İzmir Vergi Avukatı
3475 sayılı Vergi Usul Kanunu, 799 sayılı Damga Vergisi Kanunu, 1009 sayılı Gider Vergileri Kanunu ve diğer ilgili kanunlar, vergi hukukunun temel dayanaklarıdır. Aynı zamanda vergi davalarında da bu kanunlara göre hüküm verilir. İzmir Vergi avukatı ilgili kanunlara göre müvekkillerinin haklarını korur.
Vergi hukuku devletin, kamu ve diğer tüzel kişiliklerden düzenli olarak sağladığı gelirleri konu alır.
Vergi Avukatı Nedir ve Hangi Davalara Bakar?
İzmir en iyi vergi avukatı ilgili vergi kanunları konusunda uzman ve vergi davalarında deneyimli olan hukuk fakültesi mezunu kişidir.
Uzmanlığı ve deneyimi gereği İzmir vergi avukatı aşağıdaki davalarla ve konularla ilgilenir.
Gümrük Vergilerine İtiraz ve Gümrük Vergilerinin İptali Davaları
4458 sayılı gümrük kanununun 242. Maddesi gereğince vergi ödemekle yükümlü mükellefler, ödedikleri vergilerle ilgili bir sorunla karşılaştıklarında itiraz edebilirler.

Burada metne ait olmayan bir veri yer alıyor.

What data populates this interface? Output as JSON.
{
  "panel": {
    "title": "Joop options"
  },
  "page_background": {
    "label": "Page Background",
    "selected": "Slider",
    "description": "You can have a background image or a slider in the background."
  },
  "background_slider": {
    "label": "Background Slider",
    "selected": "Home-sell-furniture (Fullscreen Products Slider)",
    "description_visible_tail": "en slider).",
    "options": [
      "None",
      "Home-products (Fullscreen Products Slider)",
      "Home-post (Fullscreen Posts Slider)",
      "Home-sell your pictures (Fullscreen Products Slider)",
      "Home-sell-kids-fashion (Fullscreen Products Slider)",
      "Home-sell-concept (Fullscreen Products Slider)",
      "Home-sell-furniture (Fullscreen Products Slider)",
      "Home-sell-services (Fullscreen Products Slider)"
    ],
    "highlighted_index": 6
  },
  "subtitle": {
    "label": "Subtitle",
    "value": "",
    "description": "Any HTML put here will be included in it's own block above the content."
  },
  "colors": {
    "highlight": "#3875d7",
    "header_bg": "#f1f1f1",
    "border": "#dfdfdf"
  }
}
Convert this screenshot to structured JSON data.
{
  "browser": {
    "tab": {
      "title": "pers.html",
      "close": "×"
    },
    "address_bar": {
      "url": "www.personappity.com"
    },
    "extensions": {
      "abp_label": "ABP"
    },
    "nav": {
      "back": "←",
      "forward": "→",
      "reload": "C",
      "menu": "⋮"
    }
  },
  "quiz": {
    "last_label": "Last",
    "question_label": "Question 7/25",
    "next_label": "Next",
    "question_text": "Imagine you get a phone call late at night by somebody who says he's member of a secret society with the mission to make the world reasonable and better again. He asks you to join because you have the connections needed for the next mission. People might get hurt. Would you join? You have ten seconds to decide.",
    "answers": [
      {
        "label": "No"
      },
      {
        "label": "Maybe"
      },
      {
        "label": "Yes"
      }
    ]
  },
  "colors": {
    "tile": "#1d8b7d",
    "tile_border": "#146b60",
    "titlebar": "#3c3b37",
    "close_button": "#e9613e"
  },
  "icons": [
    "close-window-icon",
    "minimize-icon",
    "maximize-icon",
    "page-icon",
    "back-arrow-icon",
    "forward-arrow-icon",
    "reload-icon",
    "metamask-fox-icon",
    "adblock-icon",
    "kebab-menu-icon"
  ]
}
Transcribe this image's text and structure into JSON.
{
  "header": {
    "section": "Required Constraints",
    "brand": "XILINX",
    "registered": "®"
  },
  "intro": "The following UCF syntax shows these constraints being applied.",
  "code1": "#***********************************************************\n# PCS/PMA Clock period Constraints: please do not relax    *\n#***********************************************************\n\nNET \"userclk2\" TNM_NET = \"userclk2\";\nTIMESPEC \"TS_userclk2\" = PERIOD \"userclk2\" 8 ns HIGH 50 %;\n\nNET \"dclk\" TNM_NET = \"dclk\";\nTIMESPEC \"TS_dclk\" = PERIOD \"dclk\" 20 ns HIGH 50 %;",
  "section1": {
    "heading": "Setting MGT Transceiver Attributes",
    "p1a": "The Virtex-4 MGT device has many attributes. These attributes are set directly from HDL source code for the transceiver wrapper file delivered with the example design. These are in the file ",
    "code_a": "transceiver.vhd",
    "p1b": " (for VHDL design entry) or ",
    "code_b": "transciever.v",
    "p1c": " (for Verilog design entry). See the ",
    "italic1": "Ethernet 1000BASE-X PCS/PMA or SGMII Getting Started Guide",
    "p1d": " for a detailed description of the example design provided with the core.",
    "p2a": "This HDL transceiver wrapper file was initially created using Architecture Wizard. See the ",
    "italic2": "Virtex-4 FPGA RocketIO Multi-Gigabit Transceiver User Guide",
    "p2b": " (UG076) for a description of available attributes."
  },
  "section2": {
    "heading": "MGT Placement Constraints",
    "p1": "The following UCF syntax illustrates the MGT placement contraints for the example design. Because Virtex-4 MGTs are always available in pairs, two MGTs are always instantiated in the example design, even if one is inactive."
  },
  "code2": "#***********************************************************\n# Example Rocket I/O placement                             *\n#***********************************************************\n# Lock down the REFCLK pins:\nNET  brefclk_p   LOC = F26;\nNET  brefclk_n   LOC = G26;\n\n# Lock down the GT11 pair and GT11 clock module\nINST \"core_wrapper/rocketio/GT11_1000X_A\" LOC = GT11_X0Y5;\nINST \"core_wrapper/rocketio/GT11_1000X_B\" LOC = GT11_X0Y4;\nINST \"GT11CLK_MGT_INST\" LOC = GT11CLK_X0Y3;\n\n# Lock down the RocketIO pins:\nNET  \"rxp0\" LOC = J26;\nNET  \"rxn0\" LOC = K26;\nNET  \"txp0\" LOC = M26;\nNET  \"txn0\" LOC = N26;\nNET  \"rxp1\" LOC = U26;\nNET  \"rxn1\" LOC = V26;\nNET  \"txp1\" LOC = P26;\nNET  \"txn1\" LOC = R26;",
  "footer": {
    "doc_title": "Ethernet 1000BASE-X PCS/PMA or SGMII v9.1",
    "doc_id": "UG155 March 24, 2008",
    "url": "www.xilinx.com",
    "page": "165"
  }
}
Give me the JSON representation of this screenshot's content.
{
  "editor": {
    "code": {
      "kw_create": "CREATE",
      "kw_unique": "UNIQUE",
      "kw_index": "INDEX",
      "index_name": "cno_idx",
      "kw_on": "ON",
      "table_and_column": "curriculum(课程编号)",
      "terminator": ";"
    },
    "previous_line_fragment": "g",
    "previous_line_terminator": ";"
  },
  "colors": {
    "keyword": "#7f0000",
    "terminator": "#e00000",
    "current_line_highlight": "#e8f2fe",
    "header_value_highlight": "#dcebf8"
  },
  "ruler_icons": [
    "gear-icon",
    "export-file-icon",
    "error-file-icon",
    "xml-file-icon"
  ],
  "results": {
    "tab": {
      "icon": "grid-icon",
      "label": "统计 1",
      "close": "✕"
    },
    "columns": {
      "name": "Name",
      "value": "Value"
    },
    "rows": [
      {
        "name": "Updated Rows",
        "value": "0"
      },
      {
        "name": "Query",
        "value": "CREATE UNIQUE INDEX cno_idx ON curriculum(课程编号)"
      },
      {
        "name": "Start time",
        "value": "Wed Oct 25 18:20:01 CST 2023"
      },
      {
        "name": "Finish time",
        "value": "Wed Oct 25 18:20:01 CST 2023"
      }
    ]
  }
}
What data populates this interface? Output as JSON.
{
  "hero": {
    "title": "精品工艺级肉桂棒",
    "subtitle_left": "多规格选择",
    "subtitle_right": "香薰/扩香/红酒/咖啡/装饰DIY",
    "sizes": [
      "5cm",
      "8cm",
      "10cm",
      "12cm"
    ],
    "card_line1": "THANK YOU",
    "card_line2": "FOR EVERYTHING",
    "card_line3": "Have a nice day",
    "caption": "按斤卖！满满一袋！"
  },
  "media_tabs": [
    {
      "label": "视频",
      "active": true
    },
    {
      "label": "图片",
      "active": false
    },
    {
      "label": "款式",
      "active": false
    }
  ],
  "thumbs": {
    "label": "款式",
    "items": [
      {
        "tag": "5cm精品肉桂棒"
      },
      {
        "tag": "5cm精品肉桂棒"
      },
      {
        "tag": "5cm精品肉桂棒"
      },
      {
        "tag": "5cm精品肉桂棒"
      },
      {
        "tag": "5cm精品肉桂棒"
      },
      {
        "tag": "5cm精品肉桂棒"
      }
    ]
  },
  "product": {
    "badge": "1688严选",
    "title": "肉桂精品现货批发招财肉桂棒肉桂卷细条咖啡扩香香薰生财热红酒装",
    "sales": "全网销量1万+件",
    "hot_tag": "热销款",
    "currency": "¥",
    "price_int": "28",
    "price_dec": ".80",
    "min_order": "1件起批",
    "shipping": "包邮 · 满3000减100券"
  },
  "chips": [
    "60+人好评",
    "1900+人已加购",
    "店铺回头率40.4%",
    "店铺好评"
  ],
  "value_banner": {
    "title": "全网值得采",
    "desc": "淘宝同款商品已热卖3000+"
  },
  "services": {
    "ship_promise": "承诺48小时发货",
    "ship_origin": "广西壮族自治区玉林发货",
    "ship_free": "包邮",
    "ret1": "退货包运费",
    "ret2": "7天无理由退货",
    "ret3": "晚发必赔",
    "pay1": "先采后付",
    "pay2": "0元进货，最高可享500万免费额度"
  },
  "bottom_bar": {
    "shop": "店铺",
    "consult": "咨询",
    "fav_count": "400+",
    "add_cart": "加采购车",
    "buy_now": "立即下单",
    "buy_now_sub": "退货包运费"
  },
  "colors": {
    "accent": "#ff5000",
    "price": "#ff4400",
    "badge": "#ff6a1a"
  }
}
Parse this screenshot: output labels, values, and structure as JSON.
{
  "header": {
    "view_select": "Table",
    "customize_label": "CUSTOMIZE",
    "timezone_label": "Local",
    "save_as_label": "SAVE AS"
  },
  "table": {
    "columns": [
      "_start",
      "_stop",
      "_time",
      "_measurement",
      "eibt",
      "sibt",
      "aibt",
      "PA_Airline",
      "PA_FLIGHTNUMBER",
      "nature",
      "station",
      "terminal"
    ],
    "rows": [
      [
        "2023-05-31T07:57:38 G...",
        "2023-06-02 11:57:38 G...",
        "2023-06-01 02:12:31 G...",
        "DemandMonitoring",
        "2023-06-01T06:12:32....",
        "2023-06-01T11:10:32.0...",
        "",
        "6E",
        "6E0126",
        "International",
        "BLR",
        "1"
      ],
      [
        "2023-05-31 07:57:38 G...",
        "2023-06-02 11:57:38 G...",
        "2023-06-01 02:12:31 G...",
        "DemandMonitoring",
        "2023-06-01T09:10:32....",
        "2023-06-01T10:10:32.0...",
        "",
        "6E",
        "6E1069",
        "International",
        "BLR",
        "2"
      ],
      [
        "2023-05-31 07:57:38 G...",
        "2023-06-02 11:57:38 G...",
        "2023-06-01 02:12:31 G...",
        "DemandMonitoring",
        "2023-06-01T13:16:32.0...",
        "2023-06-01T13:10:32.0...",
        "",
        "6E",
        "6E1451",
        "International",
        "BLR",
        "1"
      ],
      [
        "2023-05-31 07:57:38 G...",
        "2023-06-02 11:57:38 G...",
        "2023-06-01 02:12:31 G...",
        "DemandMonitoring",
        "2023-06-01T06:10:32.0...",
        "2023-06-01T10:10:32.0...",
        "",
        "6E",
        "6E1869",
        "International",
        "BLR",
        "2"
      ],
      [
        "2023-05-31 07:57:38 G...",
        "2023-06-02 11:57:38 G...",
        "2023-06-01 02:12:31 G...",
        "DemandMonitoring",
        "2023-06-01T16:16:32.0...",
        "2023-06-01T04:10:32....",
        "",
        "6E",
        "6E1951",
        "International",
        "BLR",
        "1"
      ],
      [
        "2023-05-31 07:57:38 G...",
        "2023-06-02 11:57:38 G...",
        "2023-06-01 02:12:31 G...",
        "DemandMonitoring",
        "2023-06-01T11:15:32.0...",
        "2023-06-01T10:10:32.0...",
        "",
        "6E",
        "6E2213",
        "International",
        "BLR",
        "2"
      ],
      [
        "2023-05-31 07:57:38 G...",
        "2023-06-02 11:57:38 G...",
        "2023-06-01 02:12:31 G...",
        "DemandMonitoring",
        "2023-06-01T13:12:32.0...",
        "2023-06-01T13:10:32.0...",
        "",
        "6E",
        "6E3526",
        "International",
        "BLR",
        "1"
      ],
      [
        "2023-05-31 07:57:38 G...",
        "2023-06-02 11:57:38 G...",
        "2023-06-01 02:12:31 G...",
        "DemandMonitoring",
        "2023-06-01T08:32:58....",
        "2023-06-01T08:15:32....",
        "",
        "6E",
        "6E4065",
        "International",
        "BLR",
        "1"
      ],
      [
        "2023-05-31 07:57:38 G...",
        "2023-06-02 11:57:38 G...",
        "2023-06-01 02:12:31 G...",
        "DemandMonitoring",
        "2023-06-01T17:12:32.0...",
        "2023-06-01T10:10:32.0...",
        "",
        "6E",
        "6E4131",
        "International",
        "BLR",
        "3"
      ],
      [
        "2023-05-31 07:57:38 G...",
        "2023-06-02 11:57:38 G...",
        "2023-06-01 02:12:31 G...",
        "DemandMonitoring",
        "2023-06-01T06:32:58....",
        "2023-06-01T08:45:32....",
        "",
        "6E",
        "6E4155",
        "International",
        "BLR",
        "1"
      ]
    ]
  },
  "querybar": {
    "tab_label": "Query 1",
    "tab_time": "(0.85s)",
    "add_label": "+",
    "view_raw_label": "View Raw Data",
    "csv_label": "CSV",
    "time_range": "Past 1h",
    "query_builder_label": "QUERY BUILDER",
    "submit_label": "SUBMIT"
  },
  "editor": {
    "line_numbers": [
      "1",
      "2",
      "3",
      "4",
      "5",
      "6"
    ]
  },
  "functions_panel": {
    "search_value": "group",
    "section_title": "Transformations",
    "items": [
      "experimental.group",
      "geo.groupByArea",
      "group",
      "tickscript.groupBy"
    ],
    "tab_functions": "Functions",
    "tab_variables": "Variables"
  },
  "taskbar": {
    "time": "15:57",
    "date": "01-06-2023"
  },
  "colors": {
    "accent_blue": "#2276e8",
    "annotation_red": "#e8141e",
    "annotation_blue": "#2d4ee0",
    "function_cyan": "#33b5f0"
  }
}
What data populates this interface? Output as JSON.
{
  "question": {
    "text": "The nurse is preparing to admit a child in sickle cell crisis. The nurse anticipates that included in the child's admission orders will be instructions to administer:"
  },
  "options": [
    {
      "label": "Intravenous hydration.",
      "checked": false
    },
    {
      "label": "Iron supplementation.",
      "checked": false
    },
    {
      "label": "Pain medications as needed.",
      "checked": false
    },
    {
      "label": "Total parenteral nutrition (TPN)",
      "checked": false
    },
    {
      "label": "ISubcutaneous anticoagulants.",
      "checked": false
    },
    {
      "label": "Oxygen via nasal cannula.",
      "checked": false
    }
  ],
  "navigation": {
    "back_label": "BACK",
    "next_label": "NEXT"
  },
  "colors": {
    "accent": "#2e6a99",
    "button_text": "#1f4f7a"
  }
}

İtirazlarını ilgili kurumlara iletirler. Zaten dava açılmadan önce kuruma yazılı olarak itiraz edildiğinin ispat edilmesi gerekir. Eğer ilgili kurum mükellefin itirazına cevap vermemişse ya da olumsuz cevap vermişse, mükellefin hakkını araması için dava açma hakkı vardır.
Gümrük Kanununun 242/1 maddesi gereğince kendilerine ceza tebliğ edilen mükellefler, en geç 15 gün içerisinde yazılı olarak bir üst makama itirazlarını yapmalıdırlar. Eğer bir üst makamdan da olumlu sonuç alamazlarsa, bir üst makama şikayetlerini tekrarlamalılar. En üst makamdan da sonuç alamazlarsa, şikayetten 30 gün sonrası dava açarak haklarını arayabilirler.
Vergi Ceza İhbarnamesine İtiraz Davaları
Vergi usul kanununa aykırı olarak düzenlenen ihbarnameler için öncelikle tebligatı yapan vergi dairesine başvuruda bulunulmalı ve ihbarnamenin düzeltilmesi ya da geçersiz sayılması talebinde bulunulmalıdır.
Eğer tüm bu çabalardan sonra sonuç alınamazsa dava açma yoluna gidilebilir.
Mükelleflere hatalı olarak gönderilen ihbarnamelerle ilgili uygulamada 3 farklı dava açılabilir.
Doğrudan İptal Davası
İlgili vergi dairesi tarafından mükellefe ihbarname gönderilmesinden sonra mükellef 30 gün içerisinde doğrudan iptal davası açabilir. Ancak öncelikle ilgili vergi dairesine yazılı olarak itiraz etmesi gerekir.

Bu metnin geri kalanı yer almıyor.